I'm having trouble adapting some recursive CTE code from PostgreSQL to SQL Server, from the book "Fighting Churn with Data"
This is the working PostgreSQL code:
with recursive
active_period_params as (
select interval '30 days' as allowed_gap,
'2021-09-30'::date as calc_date
),
active as (
-- anchor
select distinct account_id, min(start_date) as start_date
from subscription inner join active_period_params
on start_date <= calc_date
and (end_date > calc_date or end_date is null)
group by account_id
UNION
-- recursive
select s.account_id, s.start_date
from subscription s
cross join active_period_params
inner join active e on s.account_id=e.account_id
and s.start_date < e.start_date
and s.end_date >= (e.start_date-allowed_gap)::date
)
select account_id, min(start_date) as start_date
from active
group by account_id
This is my attempt at converting to SQL Server. It gets stuck in a loop. I believe the issue has to do with the UNION ALL required by SQL Server.
with
active_period_params as (
select 30 as allowed_gap,
cast('2021-09-30' as date) as calc_date
),
active as (
-- anchor
select distinct account_id, min(start_date) as start_date
from subscription inner join active_period_params
on start_date <= calc_date
and (end_date > calc_date or end_date is null)
group by account_id
UNION ALL
-- recursive
select s.account_id, s.start_date
from subscription s
cross join active_period_params
inner join active e on s.account_id=e.account_id
and s.start_date < e.start_date
and s.end_date >= dateadd(day, -allowed_gap, e.start_date)
)
select account_id, min(start_date) as start_date
from active
group by account_id
The subscription table is a list of subscriptions belonging to customers. A customer can have multiple subscriptions with overlapping dates or gaps between dates. null end_date means the subscription is currently active and has no defined end_date. Example data for a single customer (account_id = 15) below:
subscription
---------------------------------------------------
| id | account_id | start_date | end_date |
---------------------------------------------------
| 6 | 15 | 01/06/2021 | null |
| 5 | 15 | 01/01/2021 | null |
| 4 | 15 | 01/06/2020 | 01/02/2021 |
| 3 | 15 | 01/04/2020 | 15/05/2020 |
| 2 | 15 | 01/03/2020 | 15/05/2020 |
| 1 | 15 | 01/06/2019 | 01/01/2020 |
Expected query result (as produced by PostgreSQL code):
------------------------------
| account_id | start_date |
------------------------------
| 15 | 01/03/2020 |
Issue: The SQL Server code above gets stuck in a loop and doesn't produce a result.

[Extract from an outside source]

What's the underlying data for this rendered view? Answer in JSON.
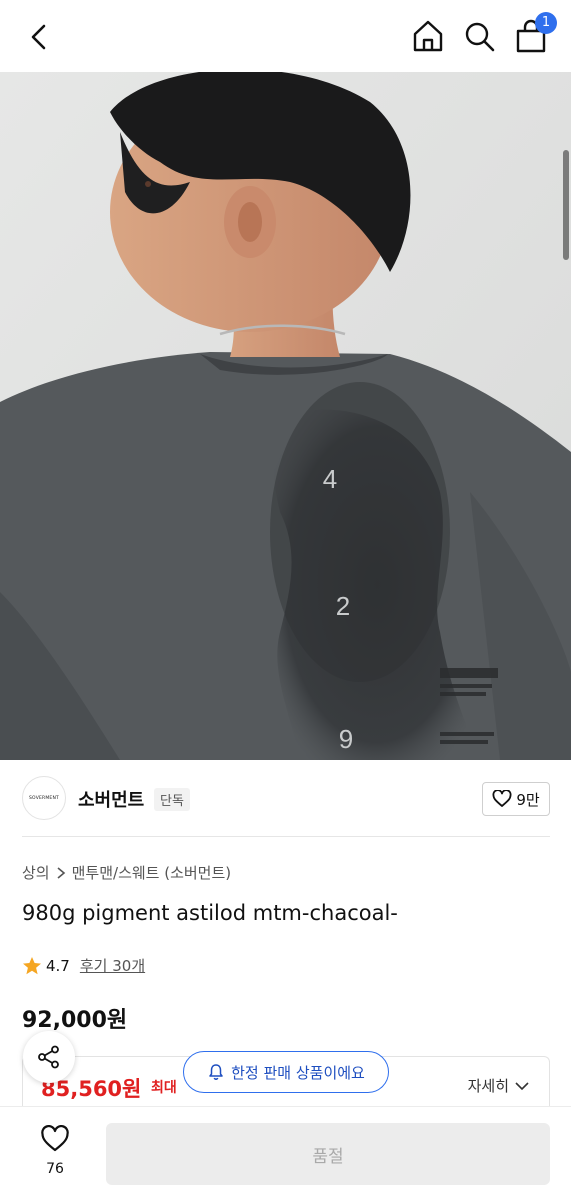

Description of the PostgreSQL code:
- anchor block finds subs that are active as at the calc_date (30/09/2021) (id 5 & 6), and returns the min start_date (01/01/2021)
- the recursion block then looks for any earlier subs that existed within the allowed_gap, which is 30 days prior to the min_start date found in 1). id 4 meets this criteria, so the new min start_date is 01/06/2020
- recursion repeats and finds two subs within the allowed_gap (01/06/2020 - 30 days). Of these subs (id 2 & 3), the new min start_date is 01/03/2020
- recursion fails to find an earlier sub within the allowed_gap (01/03/2020 - 30 days)
- query returns a start date of 01/03/2020 for account_id 15
Any help appreciated!
CodePudding user response:
It seems the issue is related to the way SQL Server deals with recursive CTEs.
This is a type of gaps-and-islands problem, and does not actually require recursion.
There are a number of solutions, here is one. Given your requirement, there may be more efficient methods, but this should get you started.
- Using
LAG
we identify rows which are within the specified gap of the next row - We use a running
COUNT
to give each consecutive set of rows an ID - We group by that ID, and take the minimum
start_date
, filtering out non-qualifying groups - Group again to get the minimum per account
DECLARE @allowed_gap int = 30,
@calc_date datetime = cast('2021-09-30' as date);
WITH PrevValues AS (
SELECT *,
IsStart = CASE WHEN ISNULL(LAG(end_date) OVER (PARTITION BY account_id
ORDER BY start_date), '2099-01-01') < DATEADD(day, -@allowed_gap, start_date)
THEN 1 END
FROM subscription
),
Groups AS (
SELECT *,
GroupId = COUNT(IsStart) OVER (PARTITION BY account_id
ORDER BY start_date ROWS UNBOUNDED PRECEDING)
FROM PrevValues
),
ByGroup AS (
SELECT
account_id,
GroupId,
start_date = MIN(start_date)
FROM Groups
GROUP BY account_id, GroupId
HAVING COUNT(CASE WHEN start_date <= @calc_date
and (end_date > @calc_date or end_date is null) THEN 1 END) > 0
)
SELECT
account_id,
start_date = MIN(start_date)
FROM ByGroup
GROUP BY account_id;